Volunteer Spotlight: Byron Knibbs
As the Vice President of Sustainable Services at the Orlando Utilities Commission (OUC- The Reliable One), Byron Knibbs leads sustainability efforts to educate customers about ways to be more efficient through conservation and renewable programs. Besides working to preserve the environment, Byron also has a passion for bettering the community. For more than nine years, he served on the board of the American Red Cross and last year became a board member with Heart of Florida United Way.
With his reputation for innovative thinking and philanthropy, we spoke with Byron to get his thoughts on creating lasting change in our community.
What motivated you to start volunteering?
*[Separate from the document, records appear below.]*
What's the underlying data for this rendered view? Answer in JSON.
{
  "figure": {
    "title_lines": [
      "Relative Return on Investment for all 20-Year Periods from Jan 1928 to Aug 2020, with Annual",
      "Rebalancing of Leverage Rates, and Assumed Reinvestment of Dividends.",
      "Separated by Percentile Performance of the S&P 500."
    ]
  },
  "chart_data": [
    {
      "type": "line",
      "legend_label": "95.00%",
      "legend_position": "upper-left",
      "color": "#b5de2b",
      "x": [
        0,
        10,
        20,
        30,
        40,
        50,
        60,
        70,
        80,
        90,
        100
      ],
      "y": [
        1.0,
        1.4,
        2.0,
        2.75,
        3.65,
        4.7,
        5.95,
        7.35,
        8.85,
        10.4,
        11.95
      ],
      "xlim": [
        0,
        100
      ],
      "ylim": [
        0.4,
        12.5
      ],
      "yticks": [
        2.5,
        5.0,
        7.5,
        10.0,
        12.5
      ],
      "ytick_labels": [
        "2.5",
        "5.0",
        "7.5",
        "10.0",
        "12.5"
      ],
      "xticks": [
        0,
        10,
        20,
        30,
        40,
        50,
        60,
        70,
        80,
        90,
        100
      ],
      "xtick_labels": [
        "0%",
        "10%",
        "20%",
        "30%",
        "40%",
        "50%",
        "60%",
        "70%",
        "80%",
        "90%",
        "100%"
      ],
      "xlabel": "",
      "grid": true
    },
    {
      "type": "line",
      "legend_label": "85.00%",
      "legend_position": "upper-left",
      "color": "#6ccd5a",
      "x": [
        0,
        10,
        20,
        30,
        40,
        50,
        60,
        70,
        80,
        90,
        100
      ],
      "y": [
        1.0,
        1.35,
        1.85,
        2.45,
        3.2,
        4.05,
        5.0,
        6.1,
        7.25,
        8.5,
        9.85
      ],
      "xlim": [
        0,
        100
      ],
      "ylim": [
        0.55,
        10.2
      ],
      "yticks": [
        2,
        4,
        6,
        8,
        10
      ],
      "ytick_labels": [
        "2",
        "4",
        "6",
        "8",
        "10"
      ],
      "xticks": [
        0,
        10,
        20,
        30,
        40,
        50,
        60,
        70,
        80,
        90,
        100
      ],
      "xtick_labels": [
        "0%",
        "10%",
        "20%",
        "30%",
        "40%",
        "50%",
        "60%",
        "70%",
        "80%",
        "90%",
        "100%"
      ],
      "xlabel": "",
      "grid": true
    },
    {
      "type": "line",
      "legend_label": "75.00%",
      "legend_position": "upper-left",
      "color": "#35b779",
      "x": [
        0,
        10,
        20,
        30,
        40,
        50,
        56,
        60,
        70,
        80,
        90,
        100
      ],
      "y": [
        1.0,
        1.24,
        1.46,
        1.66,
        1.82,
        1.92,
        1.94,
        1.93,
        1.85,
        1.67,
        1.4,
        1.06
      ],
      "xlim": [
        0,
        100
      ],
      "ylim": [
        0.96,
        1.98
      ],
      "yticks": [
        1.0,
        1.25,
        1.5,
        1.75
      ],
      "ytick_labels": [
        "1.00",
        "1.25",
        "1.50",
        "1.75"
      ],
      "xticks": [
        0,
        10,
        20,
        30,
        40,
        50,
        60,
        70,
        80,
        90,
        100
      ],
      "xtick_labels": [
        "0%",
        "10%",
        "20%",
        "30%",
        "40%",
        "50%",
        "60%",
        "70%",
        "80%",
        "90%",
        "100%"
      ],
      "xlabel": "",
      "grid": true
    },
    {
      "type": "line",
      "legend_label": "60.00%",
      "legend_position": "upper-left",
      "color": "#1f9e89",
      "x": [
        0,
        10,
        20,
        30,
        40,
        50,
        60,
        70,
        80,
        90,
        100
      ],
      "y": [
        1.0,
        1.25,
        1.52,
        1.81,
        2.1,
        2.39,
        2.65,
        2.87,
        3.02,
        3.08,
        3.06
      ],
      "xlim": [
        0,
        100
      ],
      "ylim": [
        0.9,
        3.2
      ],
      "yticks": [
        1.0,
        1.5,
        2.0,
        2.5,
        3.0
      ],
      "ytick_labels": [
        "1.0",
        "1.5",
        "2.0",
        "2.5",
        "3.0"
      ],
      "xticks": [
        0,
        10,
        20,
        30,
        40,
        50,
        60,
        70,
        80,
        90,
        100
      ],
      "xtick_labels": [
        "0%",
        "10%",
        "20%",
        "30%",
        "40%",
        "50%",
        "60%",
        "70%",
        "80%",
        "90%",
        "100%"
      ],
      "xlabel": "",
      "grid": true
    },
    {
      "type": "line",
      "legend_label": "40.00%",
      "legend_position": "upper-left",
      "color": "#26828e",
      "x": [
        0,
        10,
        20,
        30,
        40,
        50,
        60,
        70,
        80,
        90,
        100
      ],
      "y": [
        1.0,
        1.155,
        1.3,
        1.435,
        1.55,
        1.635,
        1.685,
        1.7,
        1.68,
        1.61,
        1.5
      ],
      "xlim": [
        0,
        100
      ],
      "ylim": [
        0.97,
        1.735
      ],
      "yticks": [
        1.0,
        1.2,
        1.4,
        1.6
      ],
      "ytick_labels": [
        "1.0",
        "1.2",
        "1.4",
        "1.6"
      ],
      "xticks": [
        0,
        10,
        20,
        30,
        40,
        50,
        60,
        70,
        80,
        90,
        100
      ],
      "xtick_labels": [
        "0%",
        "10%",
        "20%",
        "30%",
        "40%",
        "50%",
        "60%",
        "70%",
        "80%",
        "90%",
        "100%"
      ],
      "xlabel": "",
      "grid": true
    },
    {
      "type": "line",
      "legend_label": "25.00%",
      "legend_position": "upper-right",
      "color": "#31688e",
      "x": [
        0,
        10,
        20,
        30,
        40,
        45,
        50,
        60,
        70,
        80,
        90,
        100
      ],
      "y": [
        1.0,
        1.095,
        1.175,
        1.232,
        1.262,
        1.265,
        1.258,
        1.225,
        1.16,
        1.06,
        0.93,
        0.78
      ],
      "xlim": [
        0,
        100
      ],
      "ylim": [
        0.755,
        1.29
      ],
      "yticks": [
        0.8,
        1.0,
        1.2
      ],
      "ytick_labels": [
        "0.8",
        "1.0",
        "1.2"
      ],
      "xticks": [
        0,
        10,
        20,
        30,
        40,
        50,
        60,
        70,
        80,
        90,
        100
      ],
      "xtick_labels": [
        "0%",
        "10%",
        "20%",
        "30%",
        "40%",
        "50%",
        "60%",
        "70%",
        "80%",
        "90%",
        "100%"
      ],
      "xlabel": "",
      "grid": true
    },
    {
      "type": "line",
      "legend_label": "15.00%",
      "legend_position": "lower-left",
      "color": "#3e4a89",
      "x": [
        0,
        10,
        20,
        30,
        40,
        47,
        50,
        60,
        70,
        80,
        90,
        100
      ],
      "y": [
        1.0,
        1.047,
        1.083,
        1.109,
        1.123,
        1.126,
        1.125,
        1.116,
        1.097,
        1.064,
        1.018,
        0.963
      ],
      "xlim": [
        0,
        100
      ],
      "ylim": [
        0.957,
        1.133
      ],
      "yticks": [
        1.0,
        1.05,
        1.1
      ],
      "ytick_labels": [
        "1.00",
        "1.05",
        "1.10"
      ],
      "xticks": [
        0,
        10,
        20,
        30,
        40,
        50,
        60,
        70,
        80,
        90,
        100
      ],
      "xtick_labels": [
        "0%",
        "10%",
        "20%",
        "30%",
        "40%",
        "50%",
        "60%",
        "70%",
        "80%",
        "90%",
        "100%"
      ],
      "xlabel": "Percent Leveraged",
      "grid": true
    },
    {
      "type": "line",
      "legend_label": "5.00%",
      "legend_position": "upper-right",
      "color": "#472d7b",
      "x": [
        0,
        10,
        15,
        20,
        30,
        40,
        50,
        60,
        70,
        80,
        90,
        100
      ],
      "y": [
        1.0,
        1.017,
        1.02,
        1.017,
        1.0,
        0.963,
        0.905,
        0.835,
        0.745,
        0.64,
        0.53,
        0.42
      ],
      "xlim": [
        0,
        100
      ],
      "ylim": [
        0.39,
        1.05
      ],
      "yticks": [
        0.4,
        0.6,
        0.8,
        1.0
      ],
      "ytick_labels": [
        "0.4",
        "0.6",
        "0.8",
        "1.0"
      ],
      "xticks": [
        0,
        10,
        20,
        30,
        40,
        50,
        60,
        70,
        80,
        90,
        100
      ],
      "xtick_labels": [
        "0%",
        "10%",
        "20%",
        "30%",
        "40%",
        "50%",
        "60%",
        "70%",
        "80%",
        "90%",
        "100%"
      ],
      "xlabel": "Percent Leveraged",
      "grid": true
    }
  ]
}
It was back in 1992 when Hurricane Andrew tore through south Florida. I couldn’t believe the destruction I saw. People who previously enjoyed a secure lifestyle suddenly found themselves devastated and homeless. They desperately needed help to get back to normalcy. I knew I could play a role in that effort, which is what led me to begin volunteering. I started with the American Red Cross, but as time went on, I became aware of other community-wide issues that also needed attention. This led me to get involved with other organizations like United Way.
What got you interested in Heart of Florida United Way?
I always donated to Heart of Florida United Way during workplace campaigns because of its reputation for allocating funds where they do the most good. But as I began to work with more nonprofit organizations, I began to see United Way as a driving force for positive change in the community. United Way is more than simply a distributor of money; it’s a catalyst that brings influential people and organizations together to identify solutions for community issues. United Way is nimble and flexible – able to react quickly to local needs or emergencies as they arise. Just as I work towards developing green energy solutions for OUC- The Reliable One, United Way helps individuals build a sustainable lifestyle.
What do you see as a local community need?
Homelessness is no longer a hidden secret; everyone knows we have a serious homelessness problem in Central Florida. We’re beginning to see improvements in the economy, but there are still families who don’t have a place to call home. Among the ALICE population — Asset Limited, Income Constrained, Employed — we know that people are just one small disaster away from financial ruin. United Way has launched initiatives and convened key leaders to bring about holistic change. But we need the larger community to join us in implementing those changes.
What do you think the business community can do?
Creating jobs is a key factor in improving Central Florida. While we have thriving industries in the area, we also know that by 2025, two-thirds of all jobs in Central Florida will require a post-secondary degree or other high-quality education. Right now, less than 40 percent of our population meets that standard, making it difficult to earn a living wage. Through education and by encouraging other industries to join us here, we can create an environment of well-paying jobs.